Размер шрифта
-
+

Большая грудь, широкий зад - стр. 7

Наконец руки оставили ее в покое и повисли в солнечном свете – тяжелые, неудовлетворенные. Сама свекровь легко плыла перед глазами большой тенью, и только эти руки – реальные, могучие, – казалось, могли делать все что угодно и с кем угодно. Ее голос донесся откуда-то издалека, словно из глубокого пруда, вместе с запахом ила и пузырями раков:

– …Зрелая дыня сама падает, как время придет… Ничто ее не остановит… Потерпи чуток, о-хо-хо… Неужто не боишься, что люди засмеют, неужто не страшно, что и твои дочки драгоценные будут потешаться над тобой?..

Одна из этих гадких рук снова опустилась на ее торчащий живот и стала постукивать по нему: послышались глухие звуки, словно от отсыревшего барабана из козлиной кожи.

– Ну и неженки пошли нынче бабы! Я когда муженька твоего рожала, еще и подошвы для тапок прошивала…

Наконец постукивание прекратилось, и рука убралась в тень смутным абрисом звериной лапы. Голос свекрови мерцал в полумраке, и волна за волной накатывался аромат софоры.

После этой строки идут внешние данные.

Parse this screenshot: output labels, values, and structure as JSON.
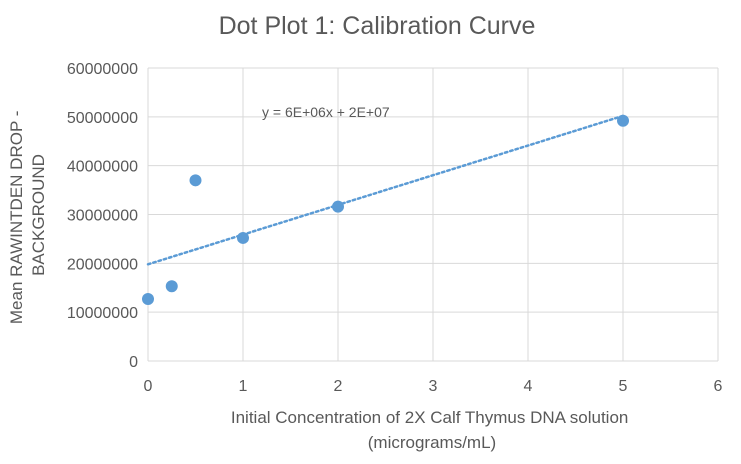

– Гляжу я на этот живот – ведь какой огромный, и знаки на нем особые, должен быть мальчик. Вот будет удача и для тебя, и для меня, для всей семьи Шангуань. Бодхисатва, яви присутствие свое! Правитель небесный, оборони! Ведь без сына ты всю жизнь как рабыня, а с сыном сразу хозяйкой станешь. Веришь ли в то, что говорю? Веришь или не веришь – дело твое, вообще-то ты и ни при чем…

– Верю, матушка, верю! – преданно поддакнула Шангуань Лу.

В это время ее взгляд упал на темные потеки на противоположной стене, и душа исполнилась невыразимых страданий. Она вспомнила, как три года назад, когда она родила седьмую дочку, Цюди, ее муж, Шангуань Шоуси, так рассвирепел, что запустил в нее деревянным вальком и разбил голову, отсюда и потеки крови на стене.

Свекровь принесла и поставила рядом с роженицей неглубокую корзинку. Теперь ее слова полыхали яркими языками пламени, отбрасывая красивые отблески:

– Повторяй за мной: «Ребенок у меня в животе – бесценный сын», – говори быстрей!

В корзинке сверху нелущеный арахис. Лицо свекрови исполнено доброты, произносила она эти слова очень торжественно – этакая наполовину небожительница, наполовину любящая родительница, – и тронутая до слез Шангуань Лу, всхлипывая, проговорила:

– У меня в животе – бесценный сын, я ношу сыночка… моего сыночка…

Свекровь сунула горсть орешков ей в руку и велела повторять: «Хуашэн12, хуашэн, хуа-хуашэн, есть мужское, есть женское, гармония ян и инь». Шангуань Лу взяла орешки, благодарно бормоча за свекровью: «Хуашэн, хуашэн, хуа-хуашэн, есть мужское, есть женское, гармония ян и инь».

Шангуань Люй опустила голову, и слезы ручьем полились у нее из глаз.

– Явись, бодхисатва, спаси и сохрани, правитель небесный, да снизойдет премногое благословение на семью Шангуань! Лущи орешки и жди своего часа, мать Лайди, а у нас черная ослица должна принести муленка, он у нее первый, так что оставаться с тобой не могу.

– Ступайте, ступайте быстрее, матушка, – проговорила растроганная невестка. – Господи, спаси черную ослицу семьи нашей, дай ей благополучно разрешиться от бремени…

Шангуань Люй вздохнула и, пошатываясь, вышла из дома.

Глава 3

В пристройке горела закопченная лампа, заправленная соевым маслом. Она стояла на каменном жернове, и тусклый язычок пламени беспокойно метался, пуская завитки черного дыма. Запах горелого масла смешивался с вонью ослиного навоза и мочи – дышать было нечем. Рядом с жерновом стояло позеленевшее каменное корыто для ослов. Между жерновом и корытом и лежала ослица семьи Шангуань.